Our rating of this service went down. We rated it as inadequate because:
- The service was difficult to access. There were over 4600 young people on the waiting list. Young people waited over two years for their first appointment.
- Staff did not always assess and manage risk well. Many of the young people waiting for or receiving a service were vulnerable and at risk of self-harm. The size of the waiting list meant that staff were unable to proactively manage the risks to patients waiting for a first appointment. For those young people receiving a service, individual risk assessments were not always in place with plans for how to manage these risks. The number of patients on the caseload of the teams, and of individual members of staff, were high making caseloads difficult to manage and placing pressure on staff.
- Staff did not develop holistic care plans for young people. Records of clinical sessions did not include any structured plans for care or further action. Staff did not sufficiently record the reasons for their clinical decisions in case notes. There were significant variations in the clinical approach of professionals in the team and it was not possible to clearly understand from the records why these decisions had been made.
- Staff had not consistently recorded the competency, capacity and consent of patients referred for medical treatment before January 2020. However, since this date these decisions had been recorded.
- The teams did not always include the full range of specialists required to meet the individual needs of the patients. Staff did not always work well together as a multidisciplinary team.

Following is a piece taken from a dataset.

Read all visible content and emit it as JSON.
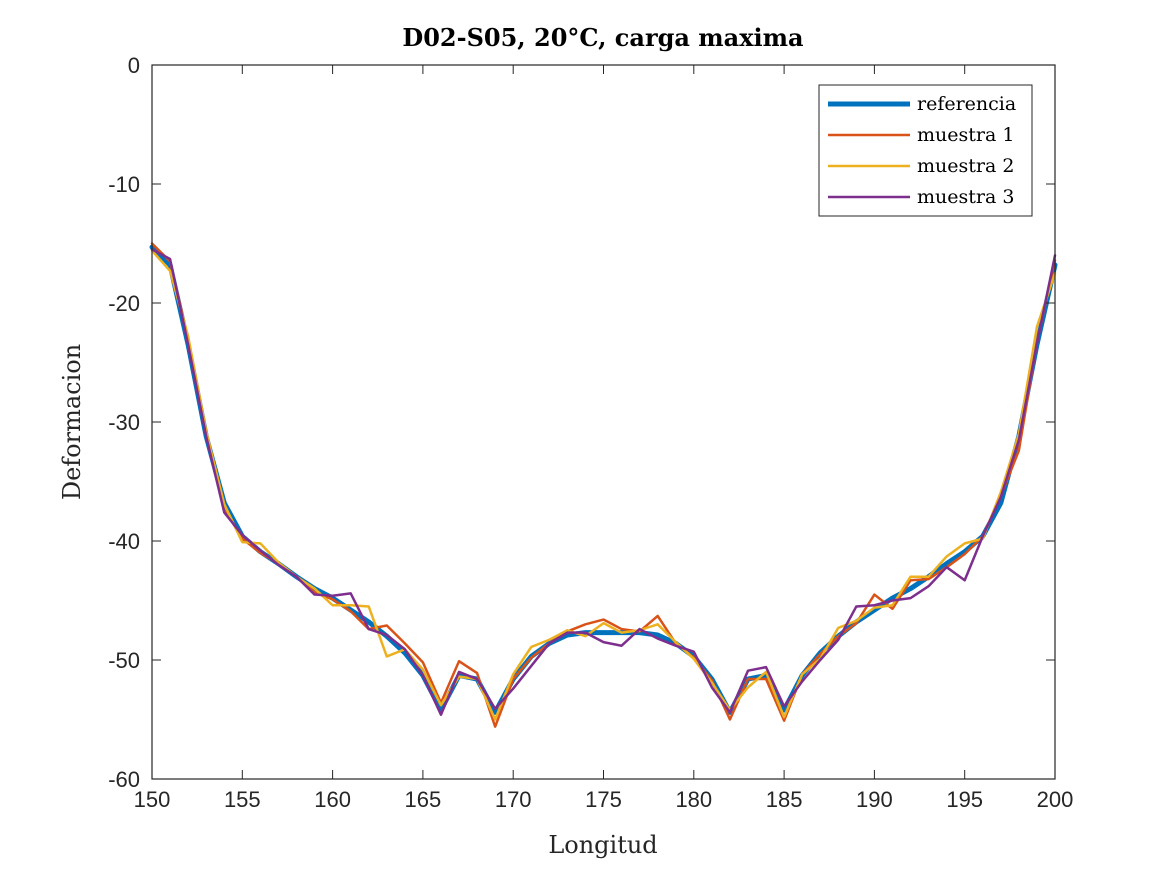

- Staff did not always feel respected, supported and valued. Some said they felt unable to raise concerns without fear of retribution.
- The service was not consistently well-led. Whilst areas for improvement had been identified and some areas improved, the improvements had not been implemented fully and consistently where needed.
- Staff treated young people with compassion and kindness, respected their privacy and dignity, and understood the individual needs of patients. They actively involved patients and families and carers in care decisions. Feedback from young people and families currently being seen at the service was overwhelmingly positive about the care and support staff had provided.
- Staff referred young people to other providers for medical treatments that were consistent with good practice.
- Managers ensured that staff received training, supervision and appraisal. The service treated concerns and complaints seriously, investigated them and learned lessons from the results, and shared these with all staff.
- Clinical premises where patients were seen were safe and clean.
Following the inspection, we took enforcement action against this provider under the Health and Social Care Act 2008 by imposing a condition upon their registration. This requires the trust to report to us on a monthly basis so we can monitor their progress with improving their waiting times.